= Risk Information Exchange =

Database for chemical risk assessments

The Risk Information Exchange (RiskIE) is an internet database created in 2007 by Toxicology Excellence for Risk Assessment (TERA). The database provides in-progress and recently completed chemical risk assessments. RiskIE is designed to help scientists stay aware of current chemical evaluations, identify opportunities for collaborations, and decide how to efficiently proceed with chemical registration with organizations such as the European Union's Registration, Evaluation, Authorisation, and Restriction of Chemicals (REACH). The United Nations Office for Disaster Risk Reduction (UNDRR) also uses this database, claiming that as of 2022, it is already in use in 52 countries.

==History==
Michael Dourson, previously a toxicologist with the United States Environmental Protection Agency, founded TERA in 1995. After 21 years as an independent organization, TERA merged with the University of Cincinnati, College of Medicine, where it continued operation.
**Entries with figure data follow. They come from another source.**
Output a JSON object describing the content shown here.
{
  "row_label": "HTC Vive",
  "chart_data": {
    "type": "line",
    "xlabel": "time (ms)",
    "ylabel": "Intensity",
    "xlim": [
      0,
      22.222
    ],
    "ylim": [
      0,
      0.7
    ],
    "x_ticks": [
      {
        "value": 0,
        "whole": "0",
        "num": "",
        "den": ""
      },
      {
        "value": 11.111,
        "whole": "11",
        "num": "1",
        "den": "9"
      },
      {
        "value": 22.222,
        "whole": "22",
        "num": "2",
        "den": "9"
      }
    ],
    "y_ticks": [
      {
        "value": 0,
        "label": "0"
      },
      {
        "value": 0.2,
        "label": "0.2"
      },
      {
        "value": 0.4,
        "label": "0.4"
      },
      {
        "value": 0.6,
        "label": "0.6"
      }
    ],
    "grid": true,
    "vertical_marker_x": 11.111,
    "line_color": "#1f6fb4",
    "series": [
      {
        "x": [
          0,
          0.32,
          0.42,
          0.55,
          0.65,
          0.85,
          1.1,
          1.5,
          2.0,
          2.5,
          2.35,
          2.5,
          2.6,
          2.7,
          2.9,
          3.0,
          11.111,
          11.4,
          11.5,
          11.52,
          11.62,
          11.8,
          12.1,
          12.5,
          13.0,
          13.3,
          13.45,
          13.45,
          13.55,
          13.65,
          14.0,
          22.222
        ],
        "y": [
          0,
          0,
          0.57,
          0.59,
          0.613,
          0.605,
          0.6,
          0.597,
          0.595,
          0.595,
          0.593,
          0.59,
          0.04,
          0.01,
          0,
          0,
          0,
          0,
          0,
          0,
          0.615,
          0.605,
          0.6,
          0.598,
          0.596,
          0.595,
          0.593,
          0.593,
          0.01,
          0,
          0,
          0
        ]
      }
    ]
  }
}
Two years later, the University and Cincinnati and TERA opted to dissolve their partnership.

==ITER Database==
TERA provides an online database named the International Toxicity Estimates for Risk database (ITER), which provides chronic human health risk assessment data from several organizations worldwide, explains the differences in those risk values, and links to the organizations' websites. It is the only database that has risk information from independent parties that have undergone independent peer review.

ITER supports the mission of the Alliance for Risk Assessment (ARA) by tracking information risk assessment activities and values.

==Funding==
According to a joint investigation of the Inside Climate News and the Center for Public Integrity, TERA's risk-assessment database "receives financial and in-kind support from many companies and government agencies." A review of TERA's website shows that funding is approximately two thirds government and other non-profit organizations and approximately one third industry and industry-related.